The purpose of this study was to design a multitask learning model so that biomedical entities can be extracted without having any ambiguity from biomedical texts.
In the proposed automated bio entity extraction (ABEE) model, a multitask learning model has been introduced with the combination of single-task learning models. Our model used Bidirectional Encoder Representations from Transformers to train the single-task learning model. Then combined model's outputs so that we can find the verity of entities from biomedical text.
The proposed ABEE model targeted unique gene/protein, chemical and disease entities from the biomedical text. The finding is more important in terms of biomedical research like drug finding and clinical trials. This research aids not only to reduce the effort of the researcher but also to reduce the cost of new drug discoveries and new treatments.
As such, there are no limitations with the model, but the research team plans to test the model with gigabyte of data and establish a knowledge graph so that researchers can easily estimate the entities of similar groups.

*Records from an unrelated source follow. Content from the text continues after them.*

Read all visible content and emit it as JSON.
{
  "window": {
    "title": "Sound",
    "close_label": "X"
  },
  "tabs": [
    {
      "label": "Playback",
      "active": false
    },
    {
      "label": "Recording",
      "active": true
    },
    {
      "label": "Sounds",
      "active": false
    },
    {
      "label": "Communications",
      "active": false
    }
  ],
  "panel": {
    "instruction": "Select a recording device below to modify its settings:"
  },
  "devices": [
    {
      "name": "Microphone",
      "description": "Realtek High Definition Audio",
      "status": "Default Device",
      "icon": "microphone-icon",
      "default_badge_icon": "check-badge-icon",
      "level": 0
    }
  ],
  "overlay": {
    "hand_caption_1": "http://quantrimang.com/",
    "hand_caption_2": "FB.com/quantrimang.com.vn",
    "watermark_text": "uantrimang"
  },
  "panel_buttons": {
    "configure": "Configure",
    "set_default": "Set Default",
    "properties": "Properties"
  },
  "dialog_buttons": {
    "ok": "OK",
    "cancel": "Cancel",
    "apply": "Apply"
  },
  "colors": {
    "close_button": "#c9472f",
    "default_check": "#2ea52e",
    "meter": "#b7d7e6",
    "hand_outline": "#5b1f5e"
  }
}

As far as the practical implication concerned, the ABEE model will be helpful in various natural language processing task as in information extraction (IE), it plays an important role in the biomedical named entity recognition and biomedical relation extraction and also in the information retrieval task like literature-based knowledge discovery.
During the COVID-19 pandemic, the demands for this type of our work increased because of the increase in the clinical trials at that time. If this type of research has been introduced previously, then it would have reduced the time and effort for new drug discoveries in this area.

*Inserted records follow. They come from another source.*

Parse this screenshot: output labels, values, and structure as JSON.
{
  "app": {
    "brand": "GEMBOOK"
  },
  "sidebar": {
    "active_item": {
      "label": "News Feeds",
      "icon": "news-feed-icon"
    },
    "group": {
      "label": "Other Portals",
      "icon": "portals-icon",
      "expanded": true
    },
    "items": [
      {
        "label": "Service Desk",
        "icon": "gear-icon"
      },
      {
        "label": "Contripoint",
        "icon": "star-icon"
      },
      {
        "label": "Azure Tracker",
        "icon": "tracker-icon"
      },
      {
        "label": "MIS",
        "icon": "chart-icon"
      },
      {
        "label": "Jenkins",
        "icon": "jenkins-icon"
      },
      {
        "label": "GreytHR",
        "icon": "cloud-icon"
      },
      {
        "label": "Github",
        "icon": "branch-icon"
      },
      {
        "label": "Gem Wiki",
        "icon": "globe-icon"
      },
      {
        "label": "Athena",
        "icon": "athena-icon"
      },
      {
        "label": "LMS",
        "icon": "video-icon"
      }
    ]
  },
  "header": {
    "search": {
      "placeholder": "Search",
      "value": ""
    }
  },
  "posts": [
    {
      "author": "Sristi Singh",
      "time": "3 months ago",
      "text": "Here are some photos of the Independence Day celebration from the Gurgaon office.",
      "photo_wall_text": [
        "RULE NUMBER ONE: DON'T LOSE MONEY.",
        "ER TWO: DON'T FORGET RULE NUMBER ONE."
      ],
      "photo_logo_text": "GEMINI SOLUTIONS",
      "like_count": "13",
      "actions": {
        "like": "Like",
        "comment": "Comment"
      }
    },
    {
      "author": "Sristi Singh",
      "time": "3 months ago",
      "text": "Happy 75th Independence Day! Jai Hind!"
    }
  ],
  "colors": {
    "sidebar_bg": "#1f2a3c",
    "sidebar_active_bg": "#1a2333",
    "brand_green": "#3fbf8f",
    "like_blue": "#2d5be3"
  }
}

In this work we proposed a novel multitask learning model that is capable to extract biomedical entities from the biomedical text without any ambiguity. The proposed model achieved state-of-the-art performance in terms of precision, recall and F1 score.
The authors gratefully acknowledge the Department of Computer Science and Engineering of the National Institute of Technology Raipur for providing infrastructure and facilities necessary for this work.
Funding: This research is not funded by any financial institution.
Authors' contributions: A.K. and A.S. hypothesized and designed the idea of ABEE model. A.K. developed ABEE. A.K. and A.S. experimented and analyzed the results. A.S., as the supervisor of A.K., guided this research work. All authors read the final manuscript carefully and approved it.
Availability of data: All the corpora are openly licensed and available at https://github.com/cambridgeltl/MTL-Bioinformatics-2016/tree/master/data and https://github.com/SKumarAshutosh/ABEE.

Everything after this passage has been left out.